Infine, la terza applicazione ha davvero qualcosa di strabiliante e permetterà letteralmente di indossare il mais.
Infatti, DuPont e Tate&Lyle
(un grande gruppo che trasforma mais e frumento in ingredienti per
l’industria farmaceutica, alimentare, cosmetica, edile) hanno dato vita ad
una società paritetica per la creazione di prodotti derivati da fonti
rinnovabili come il mais.
I ricercatori delle due società hanno messo a punto un nuovo processo
di purificazione e fermentazione del mais per ottenere 1,3 propandiolo (Pdo), ingrediente
chiave del polimero Sorona®. Questo polimero,
impiegato per produrre abbigliamento e tessuti resistenti alle macchie,
soffici al tatto, molto elastici e colorabili, oggi è ottenuto
utilizzando Pdo di origine petrolifera. Da
quest’anno, invece, verrà utilizzato il nuovo
bio-Pdoo, che oltre a derivare da una fonte
rinnovabile come il mais, richiede anche il 30-40% di energia in meno in
produzione, facendo risparmiare l’equivalente di 45 milioni di litri di
benzina all’anno.
Il bioetanolo negli Usa
La
politica degli incentivi dell’amministrazione Bush
e la grande disponibilità di mais per trasformazioni non mangimistiche
ha dato un forte impulso all’industria dell’etanolo negli Usa.
Se nel 2005 si contavano 95 raffinerie di etanolo in 19 stati, con una
produzione di quasi 15 miliardi di litri, nel 2006 sono già attivi
oltre 100 impianti, ed altri 49 sono in costruzione.

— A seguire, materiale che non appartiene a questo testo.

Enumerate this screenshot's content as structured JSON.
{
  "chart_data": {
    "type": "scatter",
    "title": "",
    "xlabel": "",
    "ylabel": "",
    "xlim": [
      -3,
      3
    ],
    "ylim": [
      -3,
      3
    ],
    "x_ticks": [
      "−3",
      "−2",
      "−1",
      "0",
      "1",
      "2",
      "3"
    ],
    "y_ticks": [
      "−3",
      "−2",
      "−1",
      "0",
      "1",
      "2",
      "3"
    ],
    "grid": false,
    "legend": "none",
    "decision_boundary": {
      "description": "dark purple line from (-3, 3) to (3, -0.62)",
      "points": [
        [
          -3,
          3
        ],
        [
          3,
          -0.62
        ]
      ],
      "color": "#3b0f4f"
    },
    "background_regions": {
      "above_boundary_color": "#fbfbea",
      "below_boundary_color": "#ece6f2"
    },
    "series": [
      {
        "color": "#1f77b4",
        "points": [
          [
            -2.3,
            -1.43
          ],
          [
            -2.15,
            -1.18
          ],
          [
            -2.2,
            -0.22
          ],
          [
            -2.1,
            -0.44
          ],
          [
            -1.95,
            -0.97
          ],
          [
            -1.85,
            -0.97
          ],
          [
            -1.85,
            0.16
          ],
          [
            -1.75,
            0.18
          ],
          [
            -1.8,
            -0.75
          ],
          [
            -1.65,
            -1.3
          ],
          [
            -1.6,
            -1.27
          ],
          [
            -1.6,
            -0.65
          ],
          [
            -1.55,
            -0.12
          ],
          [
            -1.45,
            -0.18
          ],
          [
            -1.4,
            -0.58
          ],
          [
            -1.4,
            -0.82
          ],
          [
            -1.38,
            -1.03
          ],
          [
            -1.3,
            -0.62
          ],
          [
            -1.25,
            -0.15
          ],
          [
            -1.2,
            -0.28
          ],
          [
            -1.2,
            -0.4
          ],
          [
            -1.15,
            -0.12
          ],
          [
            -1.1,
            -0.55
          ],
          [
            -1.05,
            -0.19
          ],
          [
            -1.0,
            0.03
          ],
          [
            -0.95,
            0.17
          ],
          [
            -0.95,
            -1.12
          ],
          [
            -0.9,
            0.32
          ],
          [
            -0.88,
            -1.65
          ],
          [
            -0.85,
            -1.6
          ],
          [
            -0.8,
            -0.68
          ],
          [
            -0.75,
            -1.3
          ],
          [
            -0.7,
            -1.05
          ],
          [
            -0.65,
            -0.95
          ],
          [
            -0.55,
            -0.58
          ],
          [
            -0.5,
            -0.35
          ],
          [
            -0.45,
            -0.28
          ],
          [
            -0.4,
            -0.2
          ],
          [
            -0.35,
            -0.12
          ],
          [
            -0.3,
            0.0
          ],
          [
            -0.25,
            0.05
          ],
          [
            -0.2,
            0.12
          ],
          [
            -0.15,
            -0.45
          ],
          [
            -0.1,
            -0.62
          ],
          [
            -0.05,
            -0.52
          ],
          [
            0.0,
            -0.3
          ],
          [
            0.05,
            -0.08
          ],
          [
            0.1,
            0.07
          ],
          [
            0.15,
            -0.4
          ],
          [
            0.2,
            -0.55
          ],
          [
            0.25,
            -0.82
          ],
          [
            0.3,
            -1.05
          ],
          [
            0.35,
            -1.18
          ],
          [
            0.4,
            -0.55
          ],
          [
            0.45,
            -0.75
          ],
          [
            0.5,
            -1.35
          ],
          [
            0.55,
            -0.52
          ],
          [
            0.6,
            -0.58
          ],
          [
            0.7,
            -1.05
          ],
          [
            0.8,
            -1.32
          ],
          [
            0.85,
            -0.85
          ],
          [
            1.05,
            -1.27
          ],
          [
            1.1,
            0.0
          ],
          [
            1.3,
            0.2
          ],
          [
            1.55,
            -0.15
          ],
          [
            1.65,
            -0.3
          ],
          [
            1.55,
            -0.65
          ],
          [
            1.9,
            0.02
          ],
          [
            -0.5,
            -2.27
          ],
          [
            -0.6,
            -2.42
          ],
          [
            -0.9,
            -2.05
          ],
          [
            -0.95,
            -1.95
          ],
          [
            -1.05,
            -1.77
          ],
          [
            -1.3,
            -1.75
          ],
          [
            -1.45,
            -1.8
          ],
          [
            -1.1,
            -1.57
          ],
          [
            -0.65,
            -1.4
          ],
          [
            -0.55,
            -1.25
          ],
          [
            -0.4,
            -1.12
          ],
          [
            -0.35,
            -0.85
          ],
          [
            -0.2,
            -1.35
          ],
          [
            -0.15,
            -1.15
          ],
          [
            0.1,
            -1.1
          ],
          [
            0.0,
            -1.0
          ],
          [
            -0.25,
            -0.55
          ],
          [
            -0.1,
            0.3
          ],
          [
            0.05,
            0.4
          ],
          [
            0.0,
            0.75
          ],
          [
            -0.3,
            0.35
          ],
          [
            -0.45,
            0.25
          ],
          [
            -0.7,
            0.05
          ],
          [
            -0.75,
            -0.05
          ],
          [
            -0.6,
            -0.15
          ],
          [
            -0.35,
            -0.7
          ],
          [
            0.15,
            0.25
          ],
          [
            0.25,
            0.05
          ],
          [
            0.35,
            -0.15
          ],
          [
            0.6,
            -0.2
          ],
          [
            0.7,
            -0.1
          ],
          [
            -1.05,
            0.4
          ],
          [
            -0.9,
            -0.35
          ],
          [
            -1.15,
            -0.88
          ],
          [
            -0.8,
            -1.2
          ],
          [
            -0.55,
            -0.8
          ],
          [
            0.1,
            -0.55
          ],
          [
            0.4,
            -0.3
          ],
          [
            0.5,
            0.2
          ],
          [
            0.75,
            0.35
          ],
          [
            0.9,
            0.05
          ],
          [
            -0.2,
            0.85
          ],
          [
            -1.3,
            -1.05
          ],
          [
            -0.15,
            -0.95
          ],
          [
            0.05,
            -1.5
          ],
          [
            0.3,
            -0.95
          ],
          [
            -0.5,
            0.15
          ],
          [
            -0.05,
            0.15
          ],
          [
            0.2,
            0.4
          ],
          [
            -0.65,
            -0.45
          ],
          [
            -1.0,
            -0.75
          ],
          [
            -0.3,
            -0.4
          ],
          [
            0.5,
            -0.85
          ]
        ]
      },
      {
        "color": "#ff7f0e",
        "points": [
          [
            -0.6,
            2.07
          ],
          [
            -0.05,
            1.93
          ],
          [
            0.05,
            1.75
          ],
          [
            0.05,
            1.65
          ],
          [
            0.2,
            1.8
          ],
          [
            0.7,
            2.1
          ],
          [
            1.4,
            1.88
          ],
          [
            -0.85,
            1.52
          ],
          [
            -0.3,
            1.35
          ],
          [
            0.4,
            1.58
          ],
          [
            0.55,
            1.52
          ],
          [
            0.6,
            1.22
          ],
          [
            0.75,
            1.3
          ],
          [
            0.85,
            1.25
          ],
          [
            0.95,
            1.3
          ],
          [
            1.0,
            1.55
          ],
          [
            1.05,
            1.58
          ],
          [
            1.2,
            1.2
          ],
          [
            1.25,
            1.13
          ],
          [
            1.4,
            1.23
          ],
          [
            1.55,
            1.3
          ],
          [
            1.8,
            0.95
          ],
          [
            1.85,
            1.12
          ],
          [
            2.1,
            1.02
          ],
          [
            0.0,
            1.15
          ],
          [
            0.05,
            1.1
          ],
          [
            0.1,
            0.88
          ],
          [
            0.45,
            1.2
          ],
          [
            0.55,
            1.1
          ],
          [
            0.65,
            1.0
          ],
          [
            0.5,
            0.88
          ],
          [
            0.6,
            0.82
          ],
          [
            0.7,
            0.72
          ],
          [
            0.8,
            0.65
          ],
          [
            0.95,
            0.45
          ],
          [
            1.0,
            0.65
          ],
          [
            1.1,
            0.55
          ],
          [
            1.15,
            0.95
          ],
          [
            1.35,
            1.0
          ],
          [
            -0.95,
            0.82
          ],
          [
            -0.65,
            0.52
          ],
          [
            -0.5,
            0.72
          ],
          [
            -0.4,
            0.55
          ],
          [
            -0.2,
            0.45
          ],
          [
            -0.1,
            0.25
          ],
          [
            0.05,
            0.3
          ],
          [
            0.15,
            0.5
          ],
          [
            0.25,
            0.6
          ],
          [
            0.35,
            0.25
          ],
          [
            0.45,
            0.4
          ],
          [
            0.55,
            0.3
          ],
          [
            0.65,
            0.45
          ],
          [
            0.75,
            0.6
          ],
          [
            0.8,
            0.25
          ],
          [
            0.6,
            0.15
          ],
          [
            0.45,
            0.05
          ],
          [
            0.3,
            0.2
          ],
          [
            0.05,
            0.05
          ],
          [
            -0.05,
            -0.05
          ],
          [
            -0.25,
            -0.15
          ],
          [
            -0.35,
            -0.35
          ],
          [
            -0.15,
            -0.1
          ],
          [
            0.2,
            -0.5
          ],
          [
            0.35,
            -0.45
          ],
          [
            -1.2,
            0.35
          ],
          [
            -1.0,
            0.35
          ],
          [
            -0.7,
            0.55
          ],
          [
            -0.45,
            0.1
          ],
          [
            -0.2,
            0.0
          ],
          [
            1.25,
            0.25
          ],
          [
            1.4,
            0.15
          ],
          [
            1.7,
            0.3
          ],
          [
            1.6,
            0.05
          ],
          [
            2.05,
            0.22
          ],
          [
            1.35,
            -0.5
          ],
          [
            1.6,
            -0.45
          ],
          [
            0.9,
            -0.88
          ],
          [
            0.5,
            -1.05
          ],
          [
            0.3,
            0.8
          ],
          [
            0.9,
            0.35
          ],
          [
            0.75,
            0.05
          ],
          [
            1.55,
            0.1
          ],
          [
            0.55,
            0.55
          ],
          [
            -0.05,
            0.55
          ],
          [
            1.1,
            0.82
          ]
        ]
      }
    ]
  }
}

L’utilizzo della granella di mais per etanolo
ha superato quest’anno il 15% della produzione statunitense (una cifra record
di 37,5 milioni di tonnellate di granella),
fornendo più di 17 milioni di litri di bioetanolo.
Alcuni studi indicano la possibilità che nei prossimi 5 anni vi siano importanti cambiamenti nella ripartizione d’uso
della granella di mais. Infatti
è previsto che la superficie a mais salga di oltre il 10%, con aumenti
di produzione del 18,3%. Le maggiori rese verranno
indirizzate per le enormi richieste dell’industria del bioetanolo
(che potrebbe aumentare del 77,8%), registrando al contempo un calo del 1,9%
nell’impiego diretto della granella nel settore
mangimistico e del 18% nelle esportazioni.
Questa impressionante corsa al rialzo (la produzione di etanolo è
praticamente raddoppiata in soli 4 anni e si prevede raddoppierà
ancora nei prossimi 5 anni) sembra senza fine e sta spingendo verso l’alto i
prezzi internazionali della granella di mais.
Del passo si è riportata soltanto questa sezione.